D’autres études ont montré que la cinétique d’action de la ghréline néonatale (une hormone sécrétée par l’estomac) est également cruciale pour la mise en place des circuits neuronaux du noyau arqué. Les taux de ghréline circulants augmentent graduellement lors de la vie néonatale pour atteindre un niveau comparable aux taux observés chez l’animal adulte dès P14 (15). La neutralisation de la ghréline spécifiquement lors de la vie néonatale altère la régulation du métabolisme à long terme avec l’induction d’un surpoids, d’une augmentation de l’adiposité, d’une hyperglycémie, et d’une hyperphagie (15). Les souriceaux injectés avec l’anti-ghréline présentent également une augmentation anormale de la densité des fibres du noyau arqué vers le noyau paraventriculaire (15). Tout comme la leptine, la capacité de la ghréline à moduler la mise en place des circuits neuronaux hypothalamiques est limitée à la période post-natale précoce puisque l’injection chronique d’anti-ghréline à l’âge adulte n’a pas d’effet sur l’architecture des circuits mélanocortinergiques.

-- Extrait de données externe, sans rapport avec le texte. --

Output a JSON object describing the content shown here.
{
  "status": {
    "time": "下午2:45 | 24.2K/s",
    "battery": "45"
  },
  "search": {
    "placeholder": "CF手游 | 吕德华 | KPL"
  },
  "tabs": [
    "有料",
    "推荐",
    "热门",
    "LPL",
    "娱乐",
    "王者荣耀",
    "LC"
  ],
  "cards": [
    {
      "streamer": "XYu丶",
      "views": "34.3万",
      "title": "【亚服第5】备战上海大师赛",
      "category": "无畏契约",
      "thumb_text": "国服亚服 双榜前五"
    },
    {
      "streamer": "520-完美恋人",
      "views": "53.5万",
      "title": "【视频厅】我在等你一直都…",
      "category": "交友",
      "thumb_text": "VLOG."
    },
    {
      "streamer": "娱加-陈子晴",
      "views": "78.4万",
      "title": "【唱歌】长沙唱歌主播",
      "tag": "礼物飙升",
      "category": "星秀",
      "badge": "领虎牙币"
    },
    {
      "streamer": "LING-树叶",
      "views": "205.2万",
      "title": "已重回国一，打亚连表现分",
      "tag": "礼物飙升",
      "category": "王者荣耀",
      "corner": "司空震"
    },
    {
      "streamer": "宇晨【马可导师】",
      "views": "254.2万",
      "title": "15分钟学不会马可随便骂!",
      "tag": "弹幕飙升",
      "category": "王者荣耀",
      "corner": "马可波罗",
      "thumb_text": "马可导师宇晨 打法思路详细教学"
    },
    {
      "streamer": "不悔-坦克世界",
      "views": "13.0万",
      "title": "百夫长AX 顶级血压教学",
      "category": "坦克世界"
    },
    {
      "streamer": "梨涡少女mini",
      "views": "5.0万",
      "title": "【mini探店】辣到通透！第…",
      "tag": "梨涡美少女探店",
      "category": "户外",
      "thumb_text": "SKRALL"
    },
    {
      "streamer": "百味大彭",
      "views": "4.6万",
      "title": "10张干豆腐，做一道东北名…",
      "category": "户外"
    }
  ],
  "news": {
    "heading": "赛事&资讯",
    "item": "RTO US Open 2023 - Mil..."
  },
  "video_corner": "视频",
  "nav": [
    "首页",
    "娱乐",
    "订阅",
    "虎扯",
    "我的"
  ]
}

Comme évoqué précédemment, des études épidémiologiques et expérimentales ont associé l’obésité
maternelle à un risque augmenté de dysfonctionnements métaboliques chez la descendance. De façon intéressante, le pic de sécrétion de leptine mesuré dans le plasma des rongeurs nouveau-nés dépend du statut métabolique de la mère. L’obésité ou le diabète maternel induit une augmentation du pic de leptine (16, 17), tandis que la malnutrition pendant la gestation et/ou la vie post-natale induit une diminution voire à une absence du pic néonatal de leptine (18, 19). De plus une obésité, un diabète, ou une malnutrition maternelle semble diminuer la sensibilité à la leptine des neurones du noyau arqué des animaux nouveaux-nés (16, 17, 19). Ces modifications nutritionnelles de la leptinémie et de la sensibilité à la leptine pendant la période néonatale altèrent la mise en place des projections axonales du système à mélanocortine de l’hypothalamus (16-19).
L’ensemble de ces travaux met en exergue l’importance d’un environnement hormonal périnatal adéquat, qui dépend de l’état nutritionnel et métabolique de la mère, pour un développement et une fonction harmonieuse des réseaux neuronaux impliqués dans la régulation de la balance énergétique.